In all the months and years leading up to that point though, you need to be humble in the extreme. You need to always believe that someone, somewhere out there is training harder than you, knows more than you, is in better condition than you. That humility will make you always seek out people who can teach you more and even listen respectfully to people you think are complete morons because they might have one good idea you can use. It is humility, not arrogance, that causes some elite competitors to help other players coming up. Yes, they realize someone helped them, but there is also the enlightened self-interest that if this player gets better he or she can push me harder and get me better, too..
Those who are just plain arrogant don't make it too far in our sport. They are too impressed with having won a regional tournament of a bronze medal in the senior nationals, and sometimes not even that. They may just be the toughest brown belt in Tortilla Flats, Alaska. Unfortunately, those never-quite-made-its are often drawn to coaching because it is yet again a chance to get admiration.
It is a big loss that some of those who were great technicians, like Robin (Chapman) Chow and Delores Brodie are not teaching much outside of their own clubs. These are just two of several women (and men) I could mention with multiple international gold medals who wave off their accomplishments. They developed such a habit of looking toward their future accomplishments instead of their past ones they are in the background modestly while others with less ability but more arrogance are bringing up more athletes like themselves. It really is too bad.
Not that you asked me - but when has that ever stopped me? My advice is:
If you WERE a player, look at what you have to offer as a coach and go out there and offer it. We need more good coaches desperately and if you apply that drive to be a success you had as a player, even if you aren't the greatest coach on day one, you'll be a good one, and you'll keep getting better.
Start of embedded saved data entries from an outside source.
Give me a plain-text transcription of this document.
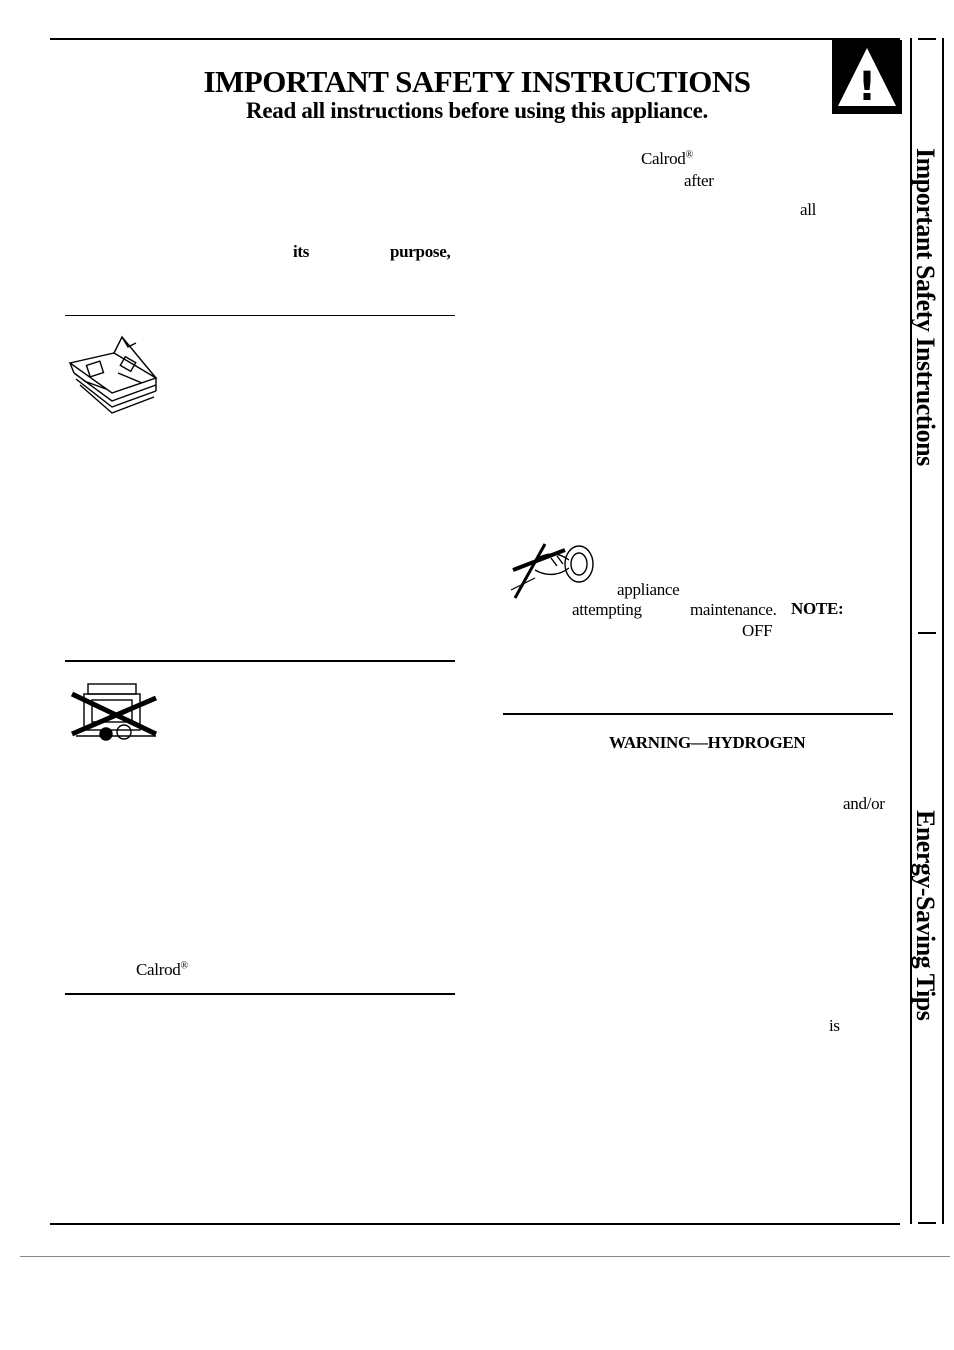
!
IMPORTANT SAFETY INSTRUCTIONS
Read all instructions before using this appliance.
its	purpose,
Calrod®
Calrod®
after
all
appliance
attempting	maintenance. NOTE:
OFF
WARNING—HYDROGEN
and/or
is
Important Safety Instructions
Energy-Saving Tips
If you ARE a player, look for someone who tells you that you can be better, who pushes you outside of your comfort zone. Don't settle for an environment where everyone tells you how great you are. Search out people who will push you to be better than you think you could be. Sometimes those people are right on your own mat, but they aren't going to push through the crowd to help you. Lose the idea that anyone owes you anything. You'll be a better player and a better person. Most of you are, at best, a moderately good player in a minor sport. That's better than being a 300 lb couch potato whose main claim to fame is his level on Doom - but, check yourself, it's not like you found a cure for AIDS or brought about world peace.
My niece tells me that I'm never satisfied, like it's a bad thing. She's right. I am never satisfied. I won the world championships at age 26 and then I went and got a Ph.D., became a professor, wrote scientific articles, got married, had some great kids and then I founded a business. You know why? Because how much would it suck if my whole life had peaked at 26 and it was all downhill from there?
Think about yourself, if you are 16 or 23 or 28 and you think you are Joe Balls because you won some tournament, come on. If it's all downhill from here, that's pretty pathetic, isn't it?
There's nothing wrong with trying to get better every day and not being satisfied. I may relax and think about what I have accomplished and feel smug some day, but I rather suspect that will be a day when I am rocking on the porch at the Daisy HIll Retirement Home asking the nurse, "What was my name again?"